If you have taken up British Gas's much-publicised offer to cap (they avoid the word 'freeze') its price for the next three years you may be feeling clever.
In a demonstration of markets taking leave of logic, the wholesale price of gas rocketed to 255p a therm from 61p on Monday and was still holding around 220p yesterday.
Much more of this and big energy users - all manner of metal industries and brick-works as well as the vocal chemicals industry - will be working out the harsh economics of whether they stand to lose even more money by shutting down for the duration than by keeping going. National Grid put out its first ever alert of a potential shortage, though yesterday it sounded less alarmed.
So householders who signed up for the British Gas deal can bask in the pleasurable assurance that whatever happens to this dizzy price other people will pay it.
Quite what went wrong is unclear. The cold snap over much of Britain generated the predictable surge in demand -predictable in that much the same thing happened in March last year. But then wholesale gas never ran higher than 120p. When the weather turned unseasonably chilly in November the top price was 170p.
This time, even on Monday, it stopped short at 115p in the Netherlands. With any half-functioning market, some nimble soul would have been coining easy money pumping the stuff into Britain over the Interconnector pipe between Belgium and Norfolk.
Well, if they did it was too little to ease the squeeze in Britain. Centrica, owner of British Gas, said the Inter-connector was not running f lat out. Why was not explained.
On top of that there was a bit of bad luck. A fire has temporarily closed Rough, a big North Sea storage field, French gas workers have been on strike and there seem some worries about Norway's output, too.
None of that is a remotely plausible explanation for gas in Britain costing more than double what it did on the continent. Bad luck doesn't have that kind of impact without somebody rigging the market.
As for British Gas, it didn't offer its capped contract with the intention of exposing itself to open-ended losses.

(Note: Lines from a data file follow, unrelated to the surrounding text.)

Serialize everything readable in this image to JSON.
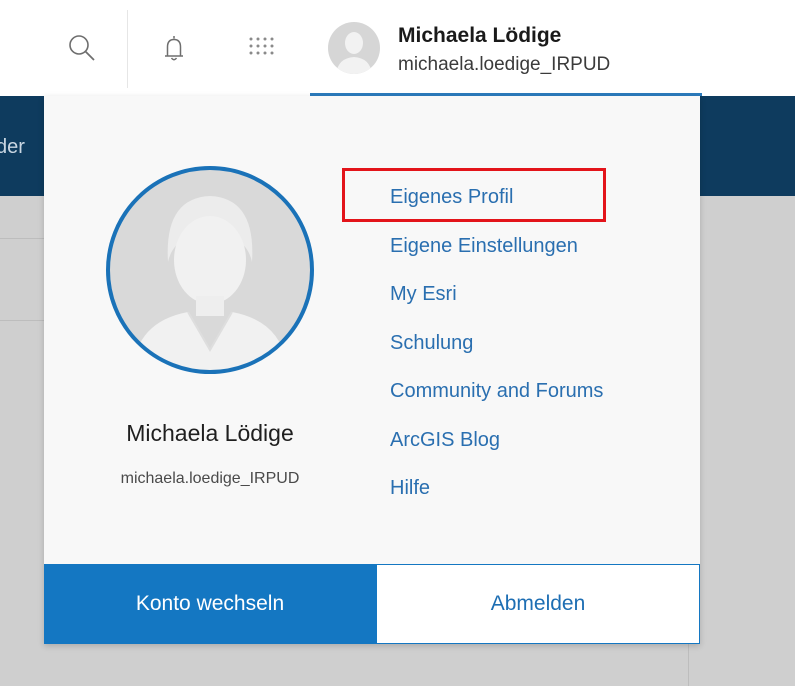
{
  "header": {
    "icons": [
      "search-icon",
      "bell-icon",
      "apps-grid-icon"
    ],
    "user_name": "Michaela Lödige",
    "username": "michaela.loedige_IRPUD"
  },
  "background": {
    "nav_text_fragment": "der"
  },
  "dropdown": {
    "full_name": "Michaela Lödige",
    "username": "michaela.loedige_IRPUD",
    "menu_items": [
      "Eigenes Profil",
      "Eigene Einstellungen",
      "My Esri",
      "Schulung",
      "Community and Forums",
      "ArcGIS Blog",
      "Hilfe"
    ],
    "highlighted_item": "Eigenes Profil",
    "switch_account_label": "Konto wechseln",
    "sign_out_label": "Abmelden"
  },
  "colors": {
    "accent": "#1477c2",
    "link": "#2a6fb0",
    "nav_band": "#0e3b5e",
    "highlight_box": "#e3141a"
  }
}
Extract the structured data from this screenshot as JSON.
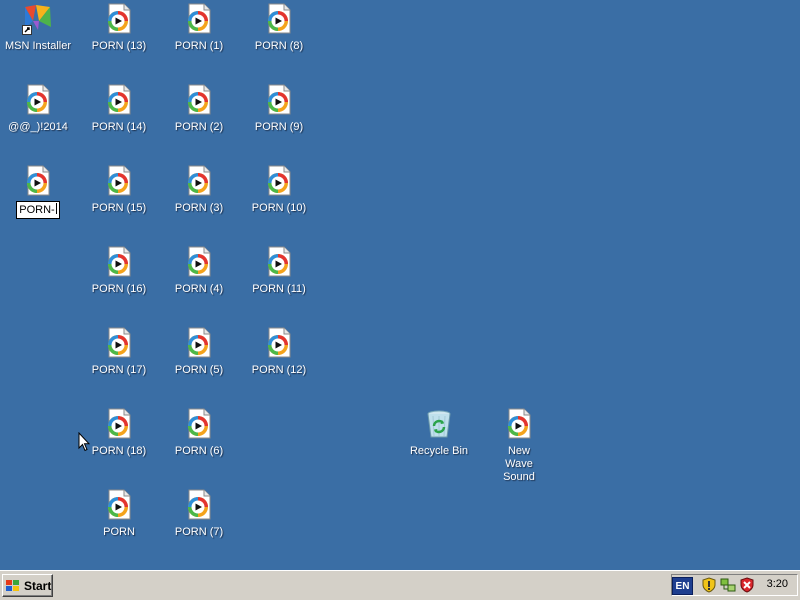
{
  "desktop": {
    "icons": [
      {
        "label": "MSN Installer",
        "kind": "msn-installer-icon"
      },
      {
        "label": "@@_)!2014",
        "kind": "media-file-icon"
      },
      {
        "label": "PORN-",
        "kind": "media-file-icon",
        "editing": true
      },
      {
        "label": "PORN (13)",
        "kind": "media-file-icon"
      },
      {
        "label": "PORN (14)",
        "kind": "media-file-icon"
      },
      {
        "label": "PORN (15)",
        "kind": "media-file-icon"
      },
      {
        "label": "PORN (16)",
        "kind": "media-file-icon"
      },
      {
        "label": "PORN (17)",
        "kind": "media-file-icon"
      },
      {
        "label": "PORN (18)",
        "kind": "media-file-icon"
      },
      {
        "label": "PORN",
        "kind": "media-file-icon"
      },
      {
        "label": "PORN (1)",
        "kind": "media-file-icon"
      },
      {
        "label": "PORN (2)",
        "kind": "media-file-icon"
      },
      {
        "label": "PORN (3)",
        "kind": "media-file-icon"
      },
      {
        "label": "PORN (4)",
        "kind": "media-file-icon"
      },
      {
        "label": "PORN (5)",
        "kind": "media-file-icon"
      },
      {
        "label": "PORN (6)",
        "kind": "media-file-icon"
      },
      {
        "label": "PORN (7)",
        "kind": "media-file-icon"
      },
      {
        "label": "PORN (8)",
        "kind": "media-file-icon"
      },
      {
        "label": "PORN (9)",
        "kind": "media-file-icon"
      },
      {
        "label": "PORN (10)",
        "kind": "media-file-icon"
      },
      {
        "label": "PORN (11)",
        "kind": "media-file-icon"
      },
      {
        "label": "PORN (12)",
        "kind": "media-file-icon"
      },
      {
        "label": "Recycle Bin",
        "kind": "recycle-bin-icon"
      },
      {
        "label": "New Wave Sound",
        "kind": "media-file-icon"
      }
    ]
  },
  "taskbar": {
    "start_label": "Start",
    "language": "EN",
    "clock": "3:20",
    "tray_icons": [
      "security-shield-icon",
      "network-icon",
      "antivirus-icon"
    ]
  },
  "colors": {
    "desktop": "#3a6ea5",
    "taskbar": "#d4d0c8"
  }
}
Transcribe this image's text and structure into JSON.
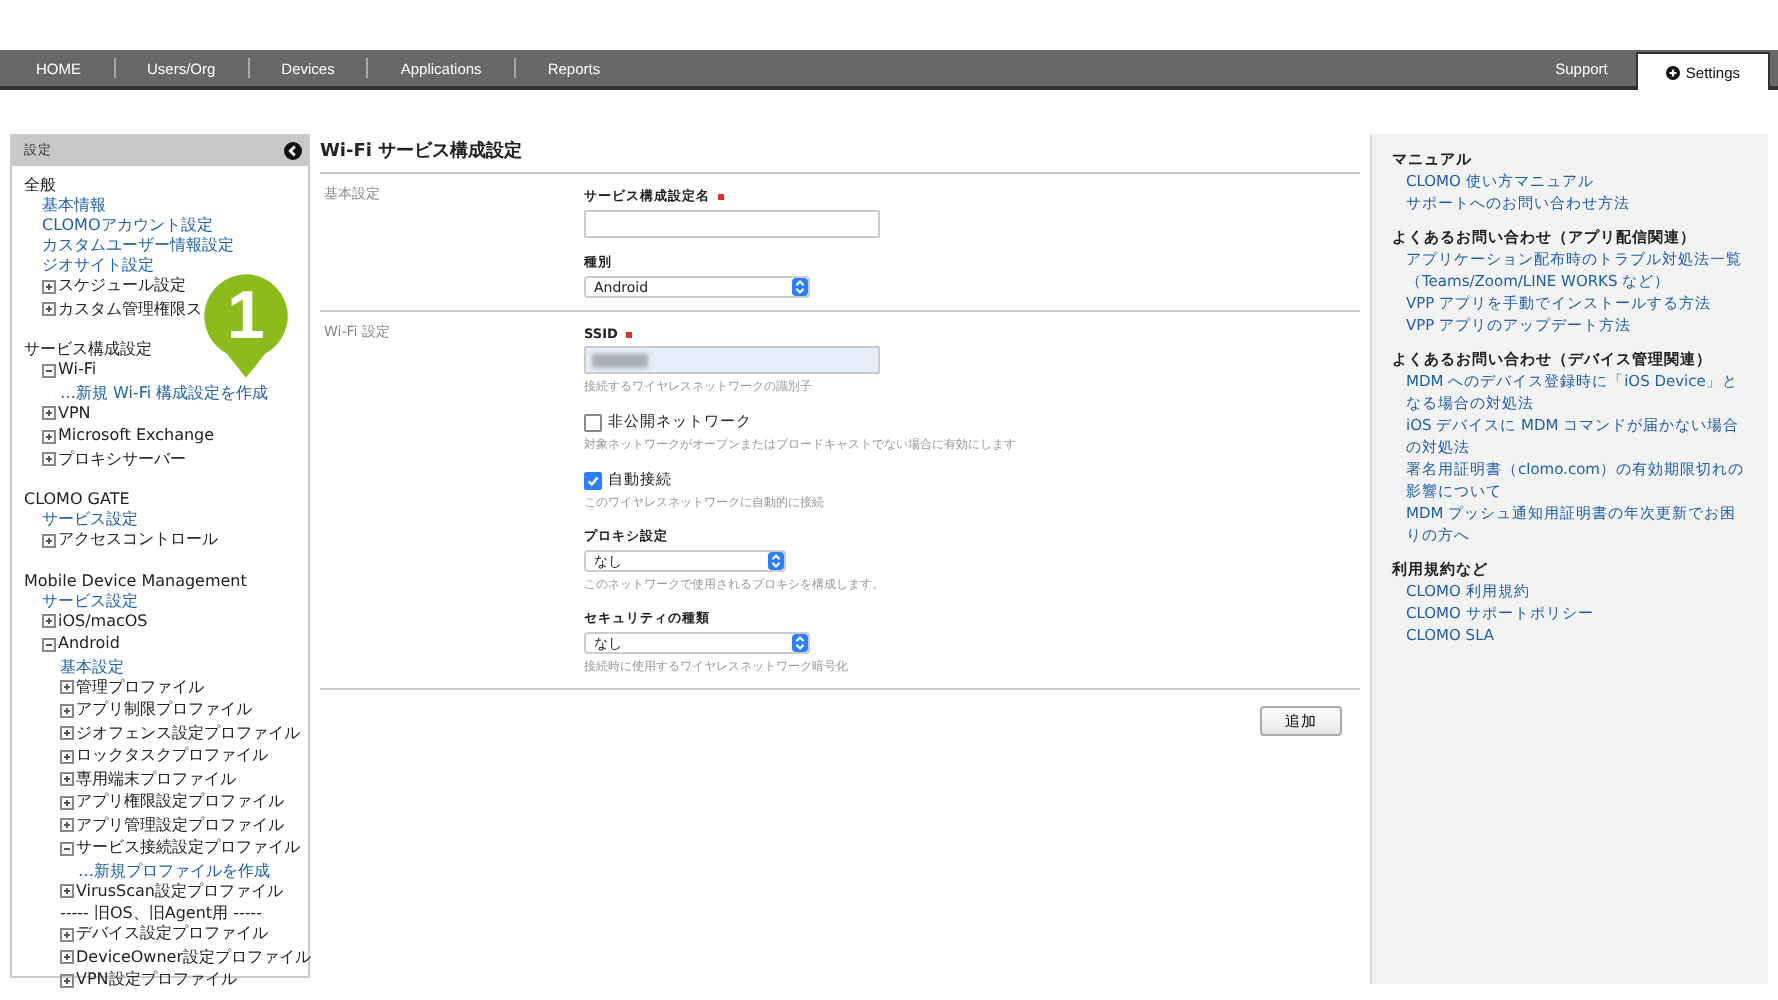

The idea was to give some of its customers second thoughts before they switched to a rival after BG put its prices up by 22 per cent.
There was a decent chance that wholesale gas prices in Britain will fall rather than rise over the next year or two as new facilities for handling hopefully cheaper imported gas start to work. That should still be a decent chance.
The continental market for wholesale gas is a self-evident disgrace. It may well remain so. Huffing and puffing by Euro regulators is never going to beat determined efforts by national Govern-ments and companies to secure their energy supplies. They took note of President Putin's brief suspension of Gazprom's supply to Ukraine and drew the obvious conclusions.
But within Britain the market for supplying gas to households and business is robustly competitive and may very well remain so.